I put this letter under my straw mattress until I could decide whether to send it. I could hear the sounds of music and laughter, and although I was not about to give Mama the satisfaction of seeing me watching, I peered around the blanket curtain.

They were dancing. The men who weren't dancing with Mama or Prairie danced with each other, arguing over who would lead and who was stepping on whose feet. I loved to dance, all by myself in the meadow outside the house in Massachusetts on a warm summer night, but clunking around the boarding tent in the arms of a miner in need of a bath was not my idea of dancing.

Soon the Gent put down his fiddle and swung Mama around to the music of Rusty's mouth harp. She laughed and looked very young, like she forgot for a minute about lost income and lost mules. If I hadn't been so dag diggety angry, I might even have felt bad about adding to her troubles.

Finally, when everybody was danced out, they rested their blisters a spell while Mama boiled molasses down for taffy.

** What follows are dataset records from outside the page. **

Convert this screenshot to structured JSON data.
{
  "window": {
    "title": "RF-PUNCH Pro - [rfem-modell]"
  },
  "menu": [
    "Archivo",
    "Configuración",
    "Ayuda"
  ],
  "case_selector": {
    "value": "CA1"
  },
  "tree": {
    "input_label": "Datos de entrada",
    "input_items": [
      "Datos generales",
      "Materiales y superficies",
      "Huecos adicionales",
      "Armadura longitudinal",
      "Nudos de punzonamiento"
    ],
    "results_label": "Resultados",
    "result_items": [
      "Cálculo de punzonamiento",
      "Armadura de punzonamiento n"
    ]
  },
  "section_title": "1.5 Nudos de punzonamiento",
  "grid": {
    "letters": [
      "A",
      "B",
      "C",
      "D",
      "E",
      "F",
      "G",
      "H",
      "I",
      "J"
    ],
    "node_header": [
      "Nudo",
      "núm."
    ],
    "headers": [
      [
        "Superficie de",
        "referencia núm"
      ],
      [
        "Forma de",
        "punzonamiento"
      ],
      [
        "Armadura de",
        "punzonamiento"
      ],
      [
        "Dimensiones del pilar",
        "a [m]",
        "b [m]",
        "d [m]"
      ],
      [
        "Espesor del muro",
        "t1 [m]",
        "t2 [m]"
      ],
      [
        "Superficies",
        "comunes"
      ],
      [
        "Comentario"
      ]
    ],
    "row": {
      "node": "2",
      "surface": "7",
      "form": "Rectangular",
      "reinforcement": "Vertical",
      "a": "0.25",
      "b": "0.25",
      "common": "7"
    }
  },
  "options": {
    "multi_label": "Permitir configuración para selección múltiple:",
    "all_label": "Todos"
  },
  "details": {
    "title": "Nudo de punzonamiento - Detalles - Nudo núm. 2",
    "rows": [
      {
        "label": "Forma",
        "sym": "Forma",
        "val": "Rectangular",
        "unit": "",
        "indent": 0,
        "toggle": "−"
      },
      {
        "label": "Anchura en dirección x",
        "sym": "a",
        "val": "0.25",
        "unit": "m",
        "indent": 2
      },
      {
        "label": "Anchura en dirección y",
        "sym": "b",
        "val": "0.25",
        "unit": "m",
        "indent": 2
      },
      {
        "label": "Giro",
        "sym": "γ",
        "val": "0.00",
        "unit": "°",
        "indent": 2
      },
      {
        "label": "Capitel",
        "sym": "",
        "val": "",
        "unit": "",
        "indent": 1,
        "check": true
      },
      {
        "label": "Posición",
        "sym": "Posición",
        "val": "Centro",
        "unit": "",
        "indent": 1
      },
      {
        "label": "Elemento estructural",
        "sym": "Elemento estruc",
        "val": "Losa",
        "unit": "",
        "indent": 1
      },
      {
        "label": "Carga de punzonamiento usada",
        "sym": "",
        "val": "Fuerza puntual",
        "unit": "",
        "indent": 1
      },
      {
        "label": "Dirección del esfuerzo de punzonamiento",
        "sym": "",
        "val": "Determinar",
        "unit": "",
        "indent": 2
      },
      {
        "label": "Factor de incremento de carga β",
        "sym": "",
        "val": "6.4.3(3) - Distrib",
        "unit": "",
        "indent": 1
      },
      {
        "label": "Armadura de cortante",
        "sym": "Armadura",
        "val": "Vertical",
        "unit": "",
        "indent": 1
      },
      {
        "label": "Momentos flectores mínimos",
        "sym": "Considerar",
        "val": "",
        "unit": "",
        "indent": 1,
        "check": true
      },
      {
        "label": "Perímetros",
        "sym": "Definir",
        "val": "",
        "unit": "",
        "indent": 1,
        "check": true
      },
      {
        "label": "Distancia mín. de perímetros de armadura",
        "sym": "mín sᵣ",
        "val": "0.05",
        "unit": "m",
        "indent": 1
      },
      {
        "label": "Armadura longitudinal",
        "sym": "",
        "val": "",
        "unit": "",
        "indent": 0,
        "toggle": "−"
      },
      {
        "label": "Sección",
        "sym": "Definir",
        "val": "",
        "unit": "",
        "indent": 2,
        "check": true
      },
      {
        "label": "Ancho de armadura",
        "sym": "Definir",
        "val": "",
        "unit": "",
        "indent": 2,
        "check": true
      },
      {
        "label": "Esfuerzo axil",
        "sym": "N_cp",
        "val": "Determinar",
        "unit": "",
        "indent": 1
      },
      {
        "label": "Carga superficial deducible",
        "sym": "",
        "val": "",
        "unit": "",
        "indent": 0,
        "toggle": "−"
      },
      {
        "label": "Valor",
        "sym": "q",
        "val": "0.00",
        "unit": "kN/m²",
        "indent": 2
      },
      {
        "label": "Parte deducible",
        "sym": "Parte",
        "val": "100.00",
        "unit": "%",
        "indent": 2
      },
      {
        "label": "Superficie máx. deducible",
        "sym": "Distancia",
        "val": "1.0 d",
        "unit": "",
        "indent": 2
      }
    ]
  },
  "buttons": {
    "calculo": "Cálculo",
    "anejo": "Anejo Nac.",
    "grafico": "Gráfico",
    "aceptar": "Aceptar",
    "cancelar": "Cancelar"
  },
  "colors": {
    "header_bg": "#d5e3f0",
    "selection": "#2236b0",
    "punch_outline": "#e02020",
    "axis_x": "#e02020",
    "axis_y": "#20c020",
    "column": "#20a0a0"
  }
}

Greasing up their hands with lard, the boarders took turns pulling the candy into long strands and doubling it and pulling it again until it was a consistency to eat. By that time it seemed there was more of the gray, sticky candy on their hands and mouths and shirt fronts than in the pan. Some of the miners commenced playing dominoes while others drifted off to bed or to the saloon to drink too much and sleep in a drunken huddle on the saloon floor until morning.

I heard the Gent say: "I sure do fancy that woman."

Who? I thought, moving closer and picking up mugs and plates, the better to listen.

"Who don't?" said Rusty.

"Yeah. Well, I aim to marry her." Who? I thought again. Belle Scatter? Milly from the saloon?

"You polecat, what makes you think she'd have you?"

The Gent said, with a smile in his voice, "My charm, my good looks, and my money."

Rusty slapped him hard on the back. "If that ain't the beatingest thing I ever heard. Why, you got the charm of a mosquito, the good looks of a hog's butt, and less money than a greenhorn in a gambling house. I think she'd do better to take Jimmy."

"Nevertheless," said the Gent, "I aim to marry Arvella."

I dropped the stack of plates, and the rattling of tin rumbled like thunder through the tent. Mama? They were talking about Mama? The Gent wanted to marry
Mama?
As if Pa were just worms' meat and not Pa anymore, now he was dead!

Mama was all I had left, and I sure didn't want to give her away to some man, even one with curly hair and a fiddle, like the Gent. My heart beat like rain on a canvas roof as I went looking for Mama.

Mama wasn't in the front tent or in the big tent the boarders slept in. Thinking maybe she'd gone to the necessary out back, I took a candle and stepped into the night. A moving wisp of mist uncovered the face of the moon, and for a minute I was transported back to Massachusetts, where Pa was whispering, "California, get up. Come and look. Come," and there right outside the door, under a midwinter moon, a group of cottontails, freed by the clear weather from their underground burrows, were frolicking on the crusted snow.